Dancing in the Light

I John 1:7 "If we walk in the light as He is in the light, we have fellowship one with another, and the blood of Jesus Christ, His Son, cleanses us from all sin."

Name:
Location: North Platte, Nebraska, United States

I am a christian wife, mother and grandmother. I am a licensed Social worker and a licensed Christian counselor. I am most proud of the relationships I have with God, my family and friends all over the world. I have been blessed beyond my dreams.
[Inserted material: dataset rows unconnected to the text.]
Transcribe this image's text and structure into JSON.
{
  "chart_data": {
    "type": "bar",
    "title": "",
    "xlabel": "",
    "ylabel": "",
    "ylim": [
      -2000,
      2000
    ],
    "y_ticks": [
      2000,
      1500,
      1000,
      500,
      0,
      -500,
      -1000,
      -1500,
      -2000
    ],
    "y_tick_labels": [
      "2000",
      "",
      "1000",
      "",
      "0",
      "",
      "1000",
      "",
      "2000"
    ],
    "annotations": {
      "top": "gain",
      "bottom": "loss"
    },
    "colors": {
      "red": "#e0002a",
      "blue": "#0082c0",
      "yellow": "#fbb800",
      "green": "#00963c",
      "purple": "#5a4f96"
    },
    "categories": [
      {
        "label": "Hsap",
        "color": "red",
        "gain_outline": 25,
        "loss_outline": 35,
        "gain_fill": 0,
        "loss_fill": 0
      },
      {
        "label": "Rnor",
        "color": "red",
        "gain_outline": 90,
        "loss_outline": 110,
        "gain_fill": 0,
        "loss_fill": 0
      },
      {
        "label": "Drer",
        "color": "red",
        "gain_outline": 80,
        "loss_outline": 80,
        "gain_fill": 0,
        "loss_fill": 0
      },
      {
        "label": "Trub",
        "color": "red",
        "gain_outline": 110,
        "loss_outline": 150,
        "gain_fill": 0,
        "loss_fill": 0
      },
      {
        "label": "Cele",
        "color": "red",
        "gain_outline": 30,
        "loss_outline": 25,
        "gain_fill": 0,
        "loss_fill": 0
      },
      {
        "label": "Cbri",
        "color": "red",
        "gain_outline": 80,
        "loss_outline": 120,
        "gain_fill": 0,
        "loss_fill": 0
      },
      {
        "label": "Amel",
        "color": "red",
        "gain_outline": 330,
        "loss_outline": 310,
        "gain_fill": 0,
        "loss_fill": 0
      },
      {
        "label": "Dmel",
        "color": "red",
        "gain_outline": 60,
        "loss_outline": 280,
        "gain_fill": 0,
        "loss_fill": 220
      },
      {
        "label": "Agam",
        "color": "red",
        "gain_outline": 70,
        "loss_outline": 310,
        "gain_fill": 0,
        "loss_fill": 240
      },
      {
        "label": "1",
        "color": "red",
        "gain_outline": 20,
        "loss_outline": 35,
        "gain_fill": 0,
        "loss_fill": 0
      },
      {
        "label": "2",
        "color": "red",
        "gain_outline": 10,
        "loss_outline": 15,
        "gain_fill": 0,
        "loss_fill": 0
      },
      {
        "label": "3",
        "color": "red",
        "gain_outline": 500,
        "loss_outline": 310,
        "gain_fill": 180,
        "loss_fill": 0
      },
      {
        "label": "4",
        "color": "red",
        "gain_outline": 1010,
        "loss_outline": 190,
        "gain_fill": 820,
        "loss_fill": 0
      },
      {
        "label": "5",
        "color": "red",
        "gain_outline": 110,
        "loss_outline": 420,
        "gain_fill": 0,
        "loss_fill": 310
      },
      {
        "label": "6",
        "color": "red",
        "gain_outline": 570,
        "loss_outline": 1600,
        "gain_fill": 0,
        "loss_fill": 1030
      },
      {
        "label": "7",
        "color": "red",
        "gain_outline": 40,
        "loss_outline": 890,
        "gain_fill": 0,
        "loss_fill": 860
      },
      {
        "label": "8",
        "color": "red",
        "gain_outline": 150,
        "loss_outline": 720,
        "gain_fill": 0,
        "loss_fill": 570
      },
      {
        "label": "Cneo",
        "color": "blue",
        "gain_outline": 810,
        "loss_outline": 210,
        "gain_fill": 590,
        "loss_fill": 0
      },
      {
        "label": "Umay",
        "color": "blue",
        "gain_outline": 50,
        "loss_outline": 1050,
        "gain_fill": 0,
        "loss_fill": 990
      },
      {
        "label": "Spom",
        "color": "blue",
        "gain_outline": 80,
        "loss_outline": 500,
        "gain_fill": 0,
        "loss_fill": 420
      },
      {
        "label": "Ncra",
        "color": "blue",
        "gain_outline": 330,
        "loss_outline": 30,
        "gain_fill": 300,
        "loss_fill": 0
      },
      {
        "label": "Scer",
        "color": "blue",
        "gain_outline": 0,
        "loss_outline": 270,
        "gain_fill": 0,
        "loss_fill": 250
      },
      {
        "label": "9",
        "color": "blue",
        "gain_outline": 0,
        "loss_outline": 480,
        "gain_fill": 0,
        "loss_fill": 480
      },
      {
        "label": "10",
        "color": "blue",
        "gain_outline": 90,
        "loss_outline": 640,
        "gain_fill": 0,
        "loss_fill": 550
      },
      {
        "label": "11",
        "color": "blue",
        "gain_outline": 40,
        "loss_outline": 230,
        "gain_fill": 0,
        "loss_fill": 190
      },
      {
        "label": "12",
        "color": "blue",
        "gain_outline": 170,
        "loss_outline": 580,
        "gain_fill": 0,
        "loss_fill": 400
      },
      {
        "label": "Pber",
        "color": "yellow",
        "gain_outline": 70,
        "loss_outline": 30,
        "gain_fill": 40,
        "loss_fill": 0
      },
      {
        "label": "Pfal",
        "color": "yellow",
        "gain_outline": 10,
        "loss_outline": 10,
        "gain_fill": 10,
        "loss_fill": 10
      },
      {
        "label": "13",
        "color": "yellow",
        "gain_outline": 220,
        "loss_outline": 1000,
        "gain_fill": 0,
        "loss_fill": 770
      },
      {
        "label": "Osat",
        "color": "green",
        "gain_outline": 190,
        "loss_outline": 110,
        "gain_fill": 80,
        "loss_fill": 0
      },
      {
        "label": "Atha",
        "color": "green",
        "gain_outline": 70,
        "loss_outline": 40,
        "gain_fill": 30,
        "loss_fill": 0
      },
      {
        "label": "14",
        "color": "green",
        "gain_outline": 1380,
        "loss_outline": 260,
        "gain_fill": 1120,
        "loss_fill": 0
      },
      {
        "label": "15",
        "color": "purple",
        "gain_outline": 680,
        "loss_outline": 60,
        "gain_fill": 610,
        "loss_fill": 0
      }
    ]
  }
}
Wednesday, December 20, 2006

Communication

Communication is one of the most underestimated abilities in the human race. There are seminars, books and lectures about effective and ineffective communication. The experts tell us that when communicating, we should not only watch the words we say, but how we say them, how loudly we speak, what inflection we add, how closely we stand, what we do with our hands and our eyes and that we should keep a close rein on our emotions. If we want to be good communicators, we must carefully monitor all these things. I have often wondered how we can remember what we want to say when we have all of this on our minds. While,I believe that these tips can better help us get our point across, I know that few of us can put them into consistent practice. We might do well occasionally but in the heat of the moment, the tone of our voice changes, our hands begin flailing, the rate of our speech speeds up. We find ourselves struggling with our words and we end up hurting those we care about.
I may be naive but I believe that is not our intent. I think we love those around us and our frustration comes out of our deep emotions and our inability to express them. Then we have all the other "stuff" that cloud the issue--like how we feel physically, what other stresses we are feeling, etc. Plus we also have to be concerned with what has been going on with our receptor. How do they feel today, what kind of stress are they under?
There are so many times when I want desperately to explain my feelings to Ned. I don't want him to fix them, I don't want him to give advice, I don't want him to analyze them, I just want to share them with him. Something inside me compels me to express them so that somehow they do not weigh so heavily on my heart. In my feeble attempts to explain my emotional thoughts, (which are uniquely mine and not so easily understood by others), I end up frustrating him or hurting him. The same scenario has played out several times, often with different characters, Nathan and Chad, Larissa and Traci, my mother, my friends and others. And the thought that I am so unable to express myself and in attempting to do so, causes those I love pain, causes me more emotional angst. It seems to be a vicious cycle.
We all know it is unhealthy to hold our emotions inside. Studies have shown it to cause stress, heart problems, emotional problems and a myriad of psychological as well as spiritual struggles. And yet, when we vent them or share them, because of our own inadequacies, because of our inabilities to separate our emotion from the communication, we hurt others and cause more stress. It doesn't make sense.
But there is a solution. God, in His infinite wisdom, has given us much advice on dealing with others. He says, if you bring your gift to the altar and know that your brother has something against you, leave your gift and go make it right, first. (Matthew 5:23) He says, do not consider yourself better than others, don't be motivated by selfishness and conceit, and look out for the interests of others. (Philippians 2:3ff) Many other passages tell us how to interact with those around us. It seems to me that when we miscommunicate, when our words come out hurtful and sharp, when our verbal inadequacies harm those around us, God says our communication is not finished. He says keep talking, but first check your attitude, then go make it right. That means saying you're sorry. Those two words seem to be the basis of effective communication.
Because we are loving, feeling beings, we will have strong emotional reactions. Because we are loving, feeling beings, we are relational and those relationships are important to us. While feelings are real, they are not always facts. Relationships are both. It is a fact I love my husband and my children. It is a fact I could not imagine my life without them. The love I have for them is very real. That love means I would never deliberately hurt them. I communicate my feelings with them, and when something is lost in translation, I communicate, "I'm sorry". Thank God for the emotional attachments we have and for giving us the ability to apologize---that makes for effective communication.

Neva

1 Comments:

Anonymous Anonymous said...

Your writing touched my heart and I want to be better at I'm sorry. Thank you for encouraging me.